- Cover art for the official remix "Fuck My Cousin, Pt. II"

Single by Lil Zay Osama

from the album Trench Baby 3
- Released: March 14, 2022
- Genre: Drill
- Length: 2:01
- Label: Warner
- Songwriters: Isaiah Dukes; Marcus Spruiell; Samy Kartas;
- Producers: Fatman Beatzz; Vito;

Lil Zay Osama singles chronology
| "Glock 9" (2022) | "Fuck My Cousin" (2022) | "Fuck Yo Homie Dead Ass" (2022) |

Music video
- "Fuck My Cousin" on YouTube
- "Fuck My Cousin, Pt. II" on YouTube

= Fuck My Cousin =

2022 single by Lil Zay Osama

"Fuck My Cousin" is a song by American rapper Lil Zay Osama, released on March 14, 2022 as the lead single from his mixtape Trench Baby 3 (2022). It was produced by Fatman Beatzz and Vito. An official remix of the song titled "Fuck My Cousin, Pt. II" was released on July 29, 2022 and features American rapper Lil Durk.

==Composition==
A drill song, it finds Lil Zay Osama rapping about his desire for vengeance against the "opps", including his own cousin. On the remix, Lil Durk asserts his position in the Chicago streets, declaring toward the end of the song, "In the 'Raq, ask the streets, I'm bigger than Yeezy, I'm the G.O.A.T. (Bigger than Yeezy)".

==Charts==

Chart performance for "Fuck My Cousin, Pt.

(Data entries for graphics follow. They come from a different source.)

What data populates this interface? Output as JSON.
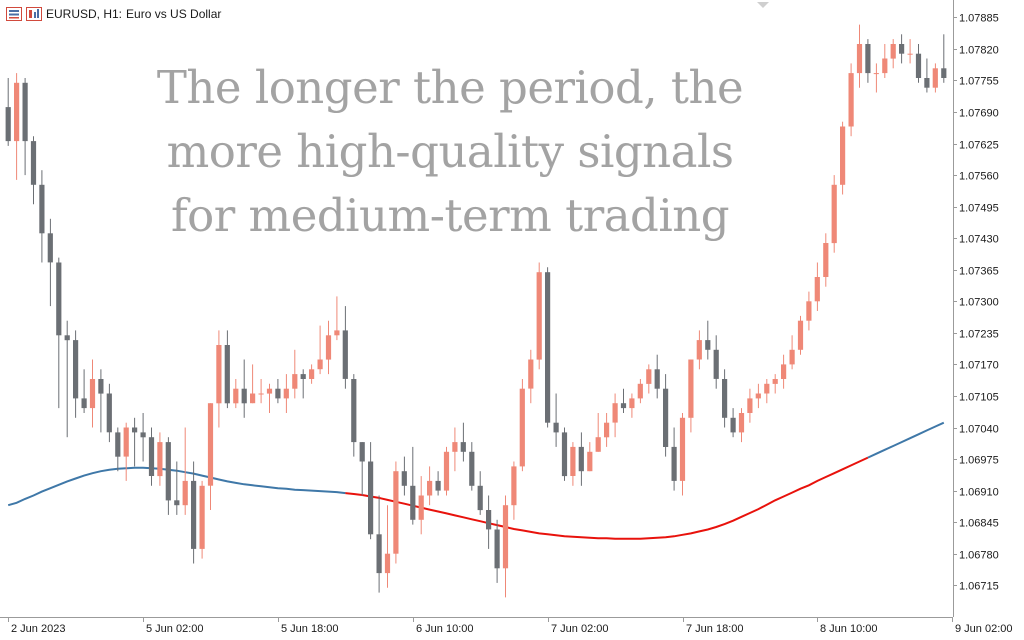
{
  "header": {
    "symbol": "EURUSD, H1:",
    "description": "Euro vs US Dollar",
    "chart_icon": "candlestick-chart-icon",
    "indicator_icon": "indicators-list-icon"
  },
  "overlay": {
    "line1": "The longer the period, the",
    "line2": "more high-quality signals",
    "line3": "for medium-term trading"
  },
  "colors": {
    "bull": "#ef8877",
    "bear": "#6b6f74",
    "ma_rising": "#3f78a8",
    "ma_falling": "#e8120c",
    "text": "#1a1a1a",
    "border": "#9b9b9b"
  },
  "chart_data": {
    "type": "candlestick",
    "symbol": "EURUSD",
    "timeframe": "H1",
    "ylim": [
      1.0666,
      1.079
    ],
    "y_ticks": [
      "1.07885",
      "1.07820",
      "1.07755",
      "1.07690",
      "1.07625",
      "1.07560",
      "1.07495",
      "1.07430",
      "1.07365",
      "1.07300",
      "1.07235",
      "1.07170",
      "1.07105",
      "1.07040",
      "1.06975",
      "1.06910",
      "1.06845",
      "1.06780",
      "1.06715"
    ],
    "x_ticks": [
      {
        "label": "2 Jun 2023",
        "index": 0
      },
      {
        "label": "5 Jun 02:00",
        "index": 16
      },
      {
        "label": "5 Jun 18:00",
        "index": 32
      },
      {
        "label": "6 Jun 10:00",
        "index": 48
      },
      {
        "label": "7 Jun 02:00",
        "index": 64
      },
      {
        "label": "7 Jun 18:00",
        "index": 80
      },
      {
        "label": "8 Jun 10:00",
        "index": 96
      },
      {
        "label": "9 Jun 02:00",
        "index": 112
      }
    ],
    "candles": [
      [
        1.077,
        1.0776,
        1.0762,
        1.0763
      ],
      [
        1.0763,
        1.0777,
        1.0755,
        1.0775
      ],
      [
        1.0775,
        1.0776,
        1.0756,
        1.0763
      ],
      [
        1.0763,
        1.0764,
        1.075,
        1.0754
      ],
      [
        1.0754,
        1.0757,
        1.0738,
        1.0744
      ],
      [
        1.0744,
        1.0747,
        1.0729,
        1.0738
      ],
      [
        1.0738,
        1.0739,
        1.0708,
        1.0723
      ],
      [
        1.0723,
        1.0726,
        1.0702,
        1.0722
      ],
      [
        1.0722,
        1.0724,
        1.0706,
        1.071
      ],
      [
        1.071,
        1.0716,
        1.0707,
        1.0708
      ],
      [
        1.0708,
        1.0718,
        1.0704,
        1.0714
      ],
      [
        1.0714,
        1.0716,
        1.0703,
        1.0711
      ],
      [
        1.0711,
        1.0713,
        1.0701,
        1.0703
      ],
      [
        1.0703,
        1.0704,
        1.0695,
        1.0698
      ],
      [
        1.0698,
        1.0705,
        1.0693,
        1.0704
      ],
      [
        1.0704,
        1.0706,
        1.0696,
        1.0703
      ],
      [
        1.0703,
        1.0707,
        1.0697,
        1.0702
      ],
      [
        1.0702,
        1.0704,
        1.0692,
        1.0694
      ],
      [
        1.0694,
        1.0703,
        1.0692,
        1.0701
      ],
      [
        1.0701,
        1.0702,
        1.0686,
        1.0689
      ],
      [
        1.0689,
        1.0697,
        1.0686,
        1.0688
      ],
      [
        1.0688,
        1.0704,
        1.0686,
        1.0693
      ],
      [
        1.0693,
        1.0697,
        1.0676,
        1.0679
      ],
      [
        1.0679,
        1.0693,
        1.0677,
        1.0692
      ],
      [
        1.0692,
        1.0709,
        1.0687,
        1.0709
      ],
      [
        1.0709,
        1.0724,
        1.0704,
        1.0721
      ],
      [
        1.0721,
        1.0724,
        1.0708,
        1.0709
      ],
      [
        1.0709,
        1.0714,
        1.0708,
        1.0712
      ],
      [
        1.0712,
        1.0718,
        1.0706,
        1.0709
      ],
      [
        1.0709,
        1.0717,
        1.0709,
        1.0711
      ],
      [
        1.0711,
        1.0714,
        1.0709,
        1.0711
      ],
      [
        1.0711,
        1.0713,
        1.0707,
        1.0712
      ],
      [
        1.0712,
        1.0714,
        1.0709,
        1.071
      ],
      [
        1.071,
        1.0715,
        1.0707,
        1.0712
      ],
      [
        1.0712,
        1.072,
        1.071,
        1.0715
      ],
      [
        1.0715,
        1.0716,
        1.071,
        1.0714
      ],
      [
        1.0714,
        1.0717,
        1.0713,
        1.0716
      ],
      [
        1.0716,
        1.0725,
        1.0715,
        1.0718
      ],
      [
        1.0718,
        1.0726,
        1.0715,
        1.0723
      ],
      [
        1.0723,
        1.0731,
        1.0722,
        1.0724
      ],
      [
        1.0724,
        1.0729,
        1.0712,
        1.0714
      ],
      [
        1.0714,
        1.0715,
        1.0698,
        1.0701
      ],
      [
        1.0701,
        1.0701,
        1.069,
        1.0697
      ],
      [
        1.0697,
        1.0701,
        1.0681,
        1.0682
      ],
      [
        1.0682,
        1.069,
        1.067,
        1.0674
      ],
      [
        1.0674,
        1.0688,
        1.0671,
        1.0678
      ],
      [
        1.0678,
        1.0697,
        1.0676,
        1.0695
      ],
      [
        1.0695,
        1.0698,
        1.069,
        1.0692
      ],
      [
        1.0692,
        1.07,
        1.0684,
        1.0685
      ],
      [
        1.0685,
        1.0694,
        1.0682,
        1.069
      ],
      [
        1.069,
        1.0696,
        1.0688,
        1.0693
      ],
      [
        1.0693,
        1.0695,
        1.069,
        1.0691
      ],
      [
        1.0691,
        1.07,
        1.069,
        1.0699
      ],
      [
        1.0699,
        1.0704,
        1.0695,
        1.0701
      ],
      [
        1.0701,
        1.0705,
        1.0697,
        1.0699
      ],
      [
        1.0699,
        1.0701,
        1.0691,
        1.0692
      ],
      [
        1.0692,
        1.0695,
        1.0686,
        1.0687
      ],
      [
        1.0687,
        1.069,
        1.0679,
        1.0683
      ],
      [
        1.0683,
        1.0685,
        1.0672,
        1.0675
      ],
      [
        1.0675,
        1.069,
        1.0669,
        1.0688
      ],
      [
        1.0688,
        1.0697,
        1.0685,
        1.0696
      ],
      [
        1.0696,
        1.0714,
        1.0695,
        1.0712
      ],
      [
        1.0712,
        1.072,
        1.0709,
        1.0718
      ],
      [
        1.0718,
        1.0738,
        1.0716,
        1.0736
      ],
      [
        1.0736,
        1.0737,
        1.0704,
        1.0705
      ],
      [
        1.0705,
        1.0711,
        1.07,
        1.0703
      ],
      [
        1.0703,
        1.0704,
        1.0693,
        1.0694
      ],
      [
        1.0694,
        1.0701,
        1.0692,
        1.07
      ],
      [
        1.07,
        1.0703,
        1.0692,
        1.0695
      ],
      [
        1.0695,
        1.0701,
        1.0695,
        1.0699
      ],
      [
        1.0699,
        1.0707,
        1.0699,
        1.0702
      ],
      [
        1.0702,
        1.0707,
        1.07,
        1.0705
      ],
      [
        1.0705,
        1.0711,
        1.0702,
        1.0709
      ],
      [
        1.0709,
        1.0712,
        1.0707,
        1.0708
      ],
      [
        1.0708,
        1.0711,
        1.0706,
        1.071
      ],
      [
        1.071,
        1.0714,
        1.0709,
        1.0713
      ],
      [
        1.0713,
        1.0717,
        1.0711,
        1.0716
      ],
      [
        1.0716,
        1.0719,
        1.071,
        1.0712
      ],
      [
        1.0712,
        1.0715,
        1.0698,
        1.07
      ],
      [
        1.07,
        1.0704,
        1.0691,
        1.0693
      ],
      [
        1.0693,
        1.0707,
        1.069,
        1.0706
      ],
      [
        1.0706,
        1.0718,
        1.0703,
        1.0718
      ],
      [
        1.0718,
        1.0724,
        1.0716,
        1.0722
      ],
      [
        1.0722,
        1.0726,
        1.0718,
        1.072
      ],
      [
        1.072,
        1.0723,
        1.0712,
        1.0714
      ],
      [
        1.0714,
        1.0716,
        1.0704,
        1.0706
      ],
      [
        1.0706,
        1.0708,
        1.0702,
        1.0703
      ],
      [
        1.0703,
        1.0708,
        1.0701,
        1.0707
      ],
      [
        1.0707,
        1.0712,
        1.0705,
        1.071
      ],
      [
        1.071,
        1.0713,
        1.0708,
        1.0711
      ],
      [
        1.0711,
        1.0714,
        1.0709,
        1.0713
      ],
      [
        1.0713,
        1.0715,
        1.0711,
        1.0714
      ],
      [
        1.0714,
        1.0719,
        1.0712,
        1.0717
      ],
      [
        1.0717,
        1.0723,
        1.0716,
        1.072
      ],
      [
        1.072,
        1.0727,
        1.0719,
        1.0726
      ],
      [
        1.0726,
        1.0732,
        1.0724,
        1.073
      ],
      [
        1.073,
        1.0738,
        1.0728,
        1.0735
      ],
      [
        1.0735,
        1.0744,
        1.0733,
        1.0742
      ],
      [
        1.0742,
        1.0756,
        1.074,
        1.0754
      ],
      [
        1.0754,
        1.0767,
        1.0752,
        1.0766
      ],
      [
        1.0766,
        1.0779,
        1.0764,
        1.0777
      ],
      [
        1.0777,
        1.0787,
        1.0774,
        1.0783
      ],
      [
        1.0783,
        1.0784,
        1.0775,
        1.0777
      ],
      [
        1.0777,
        1.0779,
        1.0773,
        1.0777
      ],
      [
        1.0777,
        1.0783,
        1.0776,
        1.078
      ],
      [
        1.078,
        1.0784,
        1.0778,
        1.0783
      ],
      [
        1.0783,
        1.0785,
        1.0779,
        1.0781
      ],
      [
        1.0781,
        1.0784,
        1.0779,
        1.0781
      ],
      [
        1.0781,
        1.0783,
        1.0775,
        1.0776
      ],
      [
        1.0776,
        1.078,
        1.0773,
        1.0774
      ],
      [
        1.0774,
        1.0779,
        1.0773,
        1.0778
      ],
      [
        1.0778,
        1.0785,
        1.0775,
        1.0776
      ]
    ],
    "moving_average": [
      1.0688,
      1.06885,
      1.06893,
      1.069,
      1.06908,
      1.06915,
      1.06922,
      1.06929,
      1.06935,
      1.06941,
      1.06946,
      1.0695,
      1.06953,
      1.06955,
      1.06956,
      1.06957,
      1.06957,
      1.06956,
      1.06955,
      1.06953,
      1.06951,
      1.06948,
      1.06945,
      1.06941,
      1.06937,
      1.06933,
      1.06929,
      1.06926,
      1.06923,
      1.06921,
      1.06919,
      1.06917,
      1.06915,
      1.06914,
      1.06912,
      1.06911,
      1.0691,
      1.06909,
      1.06908,
      1.06907,
      1.06905,
      1.06903,
      1.06901,
      1.06898,
      1.06895,
      1.06891,
      1.06887,
      1.06883,
      1.06879,
      1.06875,
      1.06871,
      1.06867,
      1.06863,
      1.06859,
      1.06855,
      1.06851,
      1.06847,
      1.06843,
      1.06839,
      1.06835,
      1.06831,
      1.06828,
      1.06825,
      1.06822,
      1.0682,
      1.06818,
      1.06816,
      1.06815,
      1.06814,
      1.06813,
      1.06812,
      1.06812,
      1.06811,
      1.06811,
      1.06811,
      1.06811,
      1.06812,
      1.06813,
      1.06814,
      1.06816,
      1.06819,
      1.06822,
      1.06826,
      1.0683,
      1.06835,
      1.06841,
      1.06848,
      1.06856,
      1.06864,
      1.06872,
      1.06881,
      1.0689,
      1.06898,
      1.06906,
      1.06914,
      1.06921,
      1.0693,
      1.06938,
      1.06946,
      1.06954,
      1.06962,
      1.0697,
      1.06978,
      1.06986,
      1.06994,
      1.07002,
      1.0701,
      1.07018,
      1.07026,
      1.07034,
      1.07042,
      1.0705
    ],
    "ma_color_change_index": [
      40,
      102
    ]
  }
}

II"
| Chart (2022) | Peak position |
|---|---|
| US Bubbling Under Hot 100 (Billboard) | 10 |
| US Hot R&B/Hip-Hop Songs (Billboard) | 44 |

== Certifications ==

| Region | Certification | Certified units/sales |
| United States (RIAA) | Gold | 500,000^{‡} |
^{‡} Sales+streaming figures based on certification alone.